To understand more about what features of these homes lead to higher sale prices, let's look at some correlations. We'll return to using the full df
, rather than the subsets.
In the cell below, print out both the name of the column and the Pearson correlation for the column that is most positively correlated with SalePrice
(other than SalePrice
, which is perfectly correlated with itself).
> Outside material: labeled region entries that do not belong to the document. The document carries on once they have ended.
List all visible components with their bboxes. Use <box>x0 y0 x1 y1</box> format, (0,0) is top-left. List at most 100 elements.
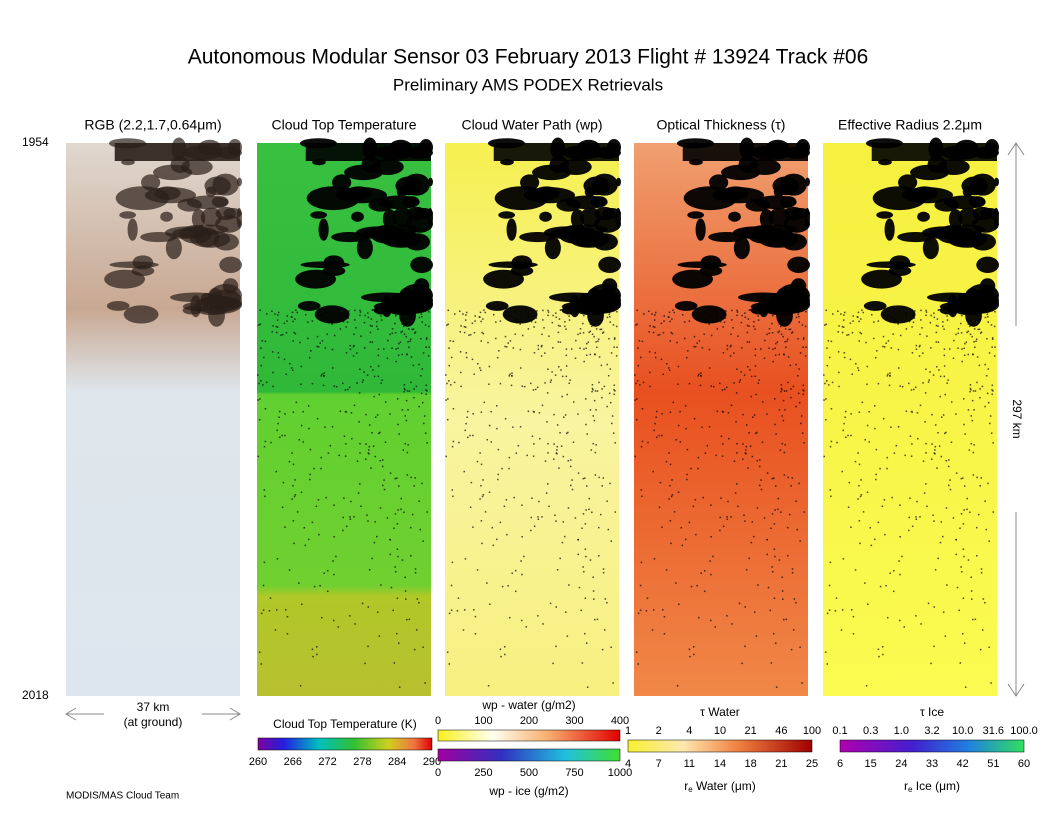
speck <box>930 314 932 317</box>
speck <box>544 352 546 354</box>
speck <box>949 488 952 491</box>
speck <box>418 316 421 319</box>
speck <box>968 319 971 321</box>
speck <box>445 374 447 376</box>
speck <box>784 341 786 343</box>
speck <box>766 538 768 541</box>
panel-label: RGB (2.2,1.7,0.64μm) <box>84 117 221 133</box>
speck <box>566 393 568 396</box>
speck <box>658 333 661 336</box>
speck <box>421 315 423 318</box>
speck <box>601 388 603 390</box>
speck <box>963 555 965 558</box>
speck <box>665 460 668 463</box>
speck <box>359 452 361 454</box>
speck <box>300 383 302 385</box>
speck <box>642 381 645 384</box>
speck <box>969 511 971 514</box>
speck <box>579 328 582 330</box>
colorbar-tick-label: 7 <box>656 758 662 770</box>
speck <box>577 413 579 415</box>
speck <box>803 442 805 444</box>
speck <box>985 374 988 377</box>
speck <box>862 311 865 314</box>
speck <box>826 380 828 382</box>
speck <box>414 477 417 479</box>
speck <box>275 470 277 473</box>
speck <box>899 504 901 506</box>
speck <box>688 648 691 651</box>
speck <box>826 663 829 665</box>
speck <box>914 386 917 389</box>
speck <box>311 648 314 651</box>
speck <box>396 523 399 525</box>
speck <box>257 455 259 458</box>
speck <box>834 610 837 612</box>
speck <box>504 314 507 316</box>
cloud-gap <box>700 255 722 270</box>
speck <box>271 310 273 313</box>
speck <box>329 444 332 447</box>
speck <box>866 365 869 368</box>
speck <box>699 320 702 323</box>
speck <box>469 333 472 336</box>
speck <box>263 561 266 564</box>
speck <box>703 569 706 572</box>
speck <box>938 369 940 371</box>
cloud-gap <box>781 233 807 251</box>
speck <box>534 321 537 324</box>
speck <box>829 445 832 448</box>
colorbar-tick-label: 2 <box>656 725 662 737</box>
speck <box>782 335 784 338</box>
cloud-gap <box>766 139 790 156</box>
speck <box>584 398 587 400</box>
speck <box>780 333 783 336</box>
speck <box>766 472 769 474</box>
speck <box>544 460 547 462</box>
speck <box>984 363 986 366</box>
speck <box>873 337 875 340</box>
speck <box>415 385 418 388</box>
speck <box>878 655 880 658</box>
speck <box>459 331 462 333</box>
speck <box>934 445 937 448</box>
speck <box>372 369 374 371</box>
speck <box>460 385 462 388</box>
speck <box>520 560 522 562</box>
speck <box>766 553 768 556</box>
speck <box>782 419 785 422</box>
speck <box>848 481 851 484</box>
colorbar-tick-label: 51 <box>987 758 999 770</box>
speck <box>877 521 880 524</box>
speck <box>281 434 283 437</box>
speck <box>731 309 733 312</box>
speck <box>963 642 966 644</box>
speck <box>588 331 590 334</box>
speck <box>975 338 978 340</box>
speck <box>710 385 713 387</box>
speck <box>326 311 329 313</box>
speck <box>973 341 975 343</box>
speck <box>395 632 398 635</box>
speck <box>532 455 535 457</box>
speck <box>909 435 912 438</box>
speck <box>787 555 789 557</box>
speck <box>669 484 671 487</box>
speck <box>980 331 983 333</box>
speck <box>655 410 658 413</box>
colorbar-title: wp - water (g/m2) <box>481 698 575 712</box>
speck <box>359 483 361 485</box>
speck <box>615 325 618 328</box>
speck <box>838 385 840 388</box>
cloud-gap <box>965 304 982 327</box>
speck <box>986 311 989 314</box>
speck <box>787 308 789 311</box>
speck <box>317 499 320 501</box>
speck <box>397 642 400 644</box>
speck <box>943 328 945 330</box>
speck <box>685 427 687 430</box>
speck <box>553 458 555 460</box>
speck <box>389 413 391 415</box>
speck <box>565 354 568 357</box>
speck <box>673 511 676 513</box>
We'll only check the correlations with some kind of numeric data type.
You can import additional libraries, although it is possible to do this just using pandas.
# Your code here
Now, find the most negatively correlated column:
# Your code here
Once you have your answer, edit the code below so that it produces a box plot of the relevant columns.
# Replace None with appropriate code
import seaborn as sns
fig, (ax1, ax2) = plt.subplots(ncols=2, figsize=(15,5))
# Plot distribution of column with highest correlation
sns.boxplot(
x=None,
y=df["SalePrice"],
ax=ax1
)
# Plot distribution of column with most negative correlation
sns.boxplot(
x=None,
y=df["SalePrice"],
ax=ax2
)
# Customize labels
ax1.set_title(None)
ax1.set_xlabel(None)
ax1.set_ylabel("Sale Price")
ax2.set_title(None)
ax2.set_xlabel(None)
ax2.set_ylabel("Sale Price");
Interpret the results below. Consult data/data_description.txt
as needed.
# Replace None with appropriate text
"""
None
"""
Here the code is written for you, all you need to do is interpret it.
We note that the data spans across several years of sales:
# Run this cell without changes
df["YrSold"].value_counts().sort_index()
Maybe we can learn something interesting from the age of the home when it was sold. This uses information from the YrBuilt
and YrSold
columns, but represents a truly distinct feature.
# Run this cell without changes
# Make a new column, Age
df["Age"] = df["YrSold"] - df["YearBuilt"]
# Set up plot
fig, ax = plt.subplots(figsize=(15,5))
# Plot Age vs. SalePrice
ax.scatter(df["Age"], df["SalePrice"], alpha=0.3, color="green")
ax.set_title("Home Age vs. Sale Price")
ax.set_xlabel("Age of Home at Time of Sale")
ax.set_ylabel("Sale Price");
Interpret this plot below:
# Replace None with appropriate text
"""
None
"""
Congratulations, you've completed an exploratory data analysis of a popular dataset. You saw how to inspect the distributions of individual columns, subsets of columns, correlations, and new engineered features.